Dieu, qui avait des vues élevées sur cet enfant, lui inspira dès son bas âge de grandes vertus, surtout la charité pour les pauvres, et une mortification qui le portait à jeûner souvent et à coucher sur la terre nue, même par les plus grands froids.

Après de brillantes études faites en Pologne, sa patrie, puis à Paris, il n’aspirait qu’au cloître ; à la mort de ses parents, il vendit leurs vastes propriétés et en donna le prix aux pauvres. Mais la Providence l’arrêta dans ses projets, et Stanislas dut se soumettre à son évêque, qui l’ordonna prêtre et le fit chanoine de Cracovie. Dès lors on disait de lui : « Cet homme est admirable ; c’est un saint ! »

Il fallut avoir recours au pape pour lui faire accepter le siège épiscopal de Cracovie, devenu vacant. Ses vertus ne firent que grandir avec sa dignité et ses obligations ; il se revêtit d’un cilice, qu’il porta jusqu’à sa mort ; il se fit remettre une liste exacte de tous les pauvres de la ville et donna l’ordre à ses gens de ne jamais rien refuser à personne.

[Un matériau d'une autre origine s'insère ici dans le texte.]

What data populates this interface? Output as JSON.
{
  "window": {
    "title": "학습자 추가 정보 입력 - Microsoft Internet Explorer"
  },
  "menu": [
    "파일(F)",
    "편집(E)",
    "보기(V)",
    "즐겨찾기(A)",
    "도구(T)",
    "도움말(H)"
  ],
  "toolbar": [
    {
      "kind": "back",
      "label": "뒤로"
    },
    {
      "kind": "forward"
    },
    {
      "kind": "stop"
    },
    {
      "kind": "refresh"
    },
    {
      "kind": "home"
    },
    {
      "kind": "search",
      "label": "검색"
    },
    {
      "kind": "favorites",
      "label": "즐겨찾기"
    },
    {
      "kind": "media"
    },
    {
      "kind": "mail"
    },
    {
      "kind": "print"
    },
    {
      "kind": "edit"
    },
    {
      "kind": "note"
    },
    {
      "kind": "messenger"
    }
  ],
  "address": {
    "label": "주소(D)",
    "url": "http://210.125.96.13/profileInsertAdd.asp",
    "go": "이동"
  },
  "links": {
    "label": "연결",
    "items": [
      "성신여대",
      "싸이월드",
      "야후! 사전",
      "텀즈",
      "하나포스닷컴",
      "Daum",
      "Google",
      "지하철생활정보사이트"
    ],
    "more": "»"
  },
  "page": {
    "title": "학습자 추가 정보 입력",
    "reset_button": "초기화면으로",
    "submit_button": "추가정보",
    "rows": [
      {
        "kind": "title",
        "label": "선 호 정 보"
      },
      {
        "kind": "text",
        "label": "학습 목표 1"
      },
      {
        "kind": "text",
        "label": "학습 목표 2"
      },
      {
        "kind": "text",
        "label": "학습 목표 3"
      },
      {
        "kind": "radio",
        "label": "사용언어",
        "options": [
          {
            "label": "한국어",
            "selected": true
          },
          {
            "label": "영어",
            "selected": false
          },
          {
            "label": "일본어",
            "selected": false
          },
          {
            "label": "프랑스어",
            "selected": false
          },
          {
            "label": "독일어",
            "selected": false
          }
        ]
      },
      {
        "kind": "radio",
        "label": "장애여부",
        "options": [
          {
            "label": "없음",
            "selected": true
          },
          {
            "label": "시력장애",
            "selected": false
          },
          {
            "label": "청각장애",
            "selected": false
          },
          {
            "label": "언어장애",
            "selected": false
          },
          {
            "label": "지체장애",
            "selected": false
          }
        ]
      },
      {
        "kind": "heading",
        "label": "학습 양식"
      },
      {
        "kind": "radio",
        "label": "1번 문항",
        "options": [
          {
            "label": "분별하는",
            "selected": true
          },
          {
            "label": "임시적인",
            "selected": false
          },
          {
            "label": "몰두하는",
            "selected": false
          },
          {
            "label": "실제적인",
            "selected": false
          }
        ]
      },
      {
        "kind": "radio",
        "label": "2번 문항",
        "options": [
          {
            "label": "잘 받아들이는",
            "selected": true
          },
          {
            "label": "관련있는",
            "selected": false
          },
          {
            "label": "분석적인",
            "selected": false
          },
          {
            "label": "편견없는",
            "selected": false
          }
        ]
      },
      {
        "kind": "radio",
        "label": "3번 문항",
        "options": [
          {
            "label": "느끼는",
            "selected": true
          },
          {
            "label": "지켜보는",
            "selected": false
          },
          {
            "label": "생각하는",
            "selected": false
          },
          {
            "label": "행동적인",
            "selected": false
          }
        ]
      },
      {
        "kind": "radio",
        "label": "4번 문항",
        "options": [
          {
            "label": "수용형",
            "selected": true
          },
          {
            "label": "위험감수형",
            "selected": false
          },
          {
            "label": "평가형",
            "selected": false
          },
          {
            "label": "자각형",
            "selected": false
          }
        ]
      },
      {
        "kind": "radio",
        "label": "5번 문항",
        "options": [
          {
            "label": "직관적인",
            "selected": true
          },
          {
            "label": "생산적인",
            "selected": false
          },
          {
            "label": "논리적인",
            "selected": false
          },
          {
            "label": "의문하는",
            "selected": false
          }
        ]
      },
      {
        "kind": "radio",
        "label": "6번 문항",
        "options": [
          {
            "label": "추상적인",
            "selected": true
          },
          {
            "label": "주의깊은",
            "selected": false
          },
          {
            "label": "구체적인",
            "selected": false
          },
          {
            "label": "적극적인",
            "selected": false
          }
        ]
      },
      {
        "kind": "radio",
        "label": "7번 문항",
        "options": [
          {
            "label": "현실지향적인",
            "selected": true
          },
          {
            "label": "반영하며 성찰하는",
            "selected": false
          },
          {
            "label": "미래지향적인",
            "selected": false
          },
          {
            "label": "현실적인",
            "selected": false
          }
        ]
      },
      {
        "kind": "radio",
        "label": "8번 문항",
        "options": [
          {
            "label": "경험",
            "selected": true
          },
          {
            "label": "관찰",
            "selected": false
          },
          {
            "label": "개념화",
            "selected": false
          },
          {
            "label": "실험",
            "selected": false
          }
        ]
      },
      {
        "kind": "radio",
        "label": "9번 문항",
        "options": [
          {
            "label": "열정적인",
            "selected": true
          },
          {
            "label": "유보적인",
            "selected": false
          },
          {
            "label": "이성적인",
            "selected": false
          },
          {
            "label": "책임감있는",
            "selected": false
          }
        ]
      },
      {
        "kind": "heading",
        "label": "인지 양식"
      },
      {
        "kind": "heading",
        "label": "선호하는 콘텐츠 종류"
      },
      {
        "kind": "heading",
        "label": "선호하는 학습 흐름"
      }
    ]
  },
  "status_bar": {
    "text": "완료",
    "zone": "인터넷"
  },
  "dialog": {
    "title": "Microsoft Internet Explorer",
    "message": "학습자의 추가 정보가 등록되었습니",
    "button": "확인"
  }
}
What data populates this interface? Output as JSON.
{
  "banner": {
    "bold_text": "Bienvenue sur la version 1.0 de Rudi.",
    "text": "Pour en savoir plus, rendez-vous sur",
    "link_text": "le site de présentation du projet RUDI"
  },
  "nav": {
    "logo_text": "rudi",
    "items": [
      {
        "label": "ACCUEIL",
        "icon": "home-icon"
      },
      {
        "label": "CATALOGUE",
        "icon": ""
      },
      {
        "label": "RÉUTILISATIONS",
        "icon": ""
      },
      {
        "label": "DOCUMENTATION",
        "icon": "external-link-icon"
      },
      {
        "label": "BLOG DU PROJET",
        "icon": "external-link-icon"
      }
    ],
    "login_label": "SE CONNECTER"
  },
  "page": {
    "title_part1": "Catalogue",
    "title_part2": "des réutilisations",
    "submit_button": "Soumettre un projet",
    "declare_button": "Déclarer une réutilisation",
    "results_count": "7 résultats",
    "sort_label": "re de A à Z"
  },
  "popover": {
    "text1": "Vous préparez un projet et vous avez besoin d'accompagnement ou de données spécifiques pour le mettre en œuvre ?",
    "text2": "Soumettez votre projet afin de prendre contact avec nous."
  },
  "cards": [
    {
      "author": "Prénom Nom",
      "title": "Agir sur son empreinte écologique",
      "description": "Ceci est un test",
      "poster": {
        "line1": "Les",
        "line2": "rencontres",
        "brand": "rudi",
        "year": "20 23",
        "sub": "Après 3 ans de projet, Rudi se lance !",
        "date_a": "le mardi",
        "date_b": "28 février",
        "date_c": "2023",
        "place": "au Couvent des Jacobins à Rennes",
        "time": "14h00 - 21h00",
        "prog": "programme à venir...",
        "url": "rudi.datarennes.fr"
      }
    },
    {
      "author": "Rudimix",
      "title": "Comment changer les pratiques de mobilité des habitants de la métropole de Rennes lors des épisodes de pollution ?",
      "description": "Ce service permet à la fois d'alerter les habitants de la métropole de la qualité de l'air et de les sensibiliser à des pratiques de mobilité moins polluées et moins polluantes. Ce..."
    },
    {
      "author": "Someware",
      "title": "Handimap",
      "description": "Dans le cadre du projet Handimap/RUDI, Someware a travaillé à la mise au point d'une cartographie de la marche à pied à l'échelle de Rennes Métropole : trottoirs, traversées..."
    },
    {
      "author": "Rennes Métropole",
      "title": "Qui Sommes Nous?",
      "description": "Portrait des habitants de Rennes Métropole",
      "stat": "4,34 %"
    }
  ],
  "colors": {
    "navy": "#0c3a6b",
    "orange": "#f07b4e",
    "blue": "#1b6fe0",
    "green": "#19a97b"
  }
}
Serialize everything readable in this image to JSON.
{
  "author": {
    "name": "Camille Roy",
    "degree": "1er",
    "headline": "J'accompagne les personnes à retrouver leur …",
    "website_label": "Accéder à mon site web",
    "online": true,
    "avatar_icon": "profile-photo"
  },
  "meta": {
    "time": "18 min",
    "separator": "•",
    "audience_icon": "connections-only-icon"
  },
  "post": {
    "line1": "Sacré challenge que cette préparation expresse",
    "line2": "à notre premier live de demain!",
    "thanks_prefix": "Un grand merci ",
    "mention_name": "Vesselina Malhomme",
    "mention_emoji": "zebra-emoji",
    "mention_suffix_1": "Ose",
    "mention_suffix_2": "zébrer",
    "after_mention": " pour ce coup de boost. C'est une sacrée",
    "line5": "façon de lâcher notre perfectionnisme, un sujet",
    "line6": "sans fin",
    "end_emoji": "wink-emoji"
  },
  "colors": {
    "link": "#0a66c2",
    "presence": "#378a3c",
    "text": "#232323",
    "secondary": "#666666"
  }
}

La plus belle partie de la vie de Stanislas est celle où il fut en butte à la persécution du roi de Pologne, Boleslas II. Ce prince menait une conduite publiquement scandaleuse. Seul l’évêque osa comparaître devant ce monstre d’iniquité, et d’une voix douce et ferme, condamner sa conduite et l’exhorter à la pénitence. Le roi, furieux, attendit l’heure de se venger.

Statue de saint Stanislas

devant l’église qui lui est consacrée à Skałka (dans Cracovie)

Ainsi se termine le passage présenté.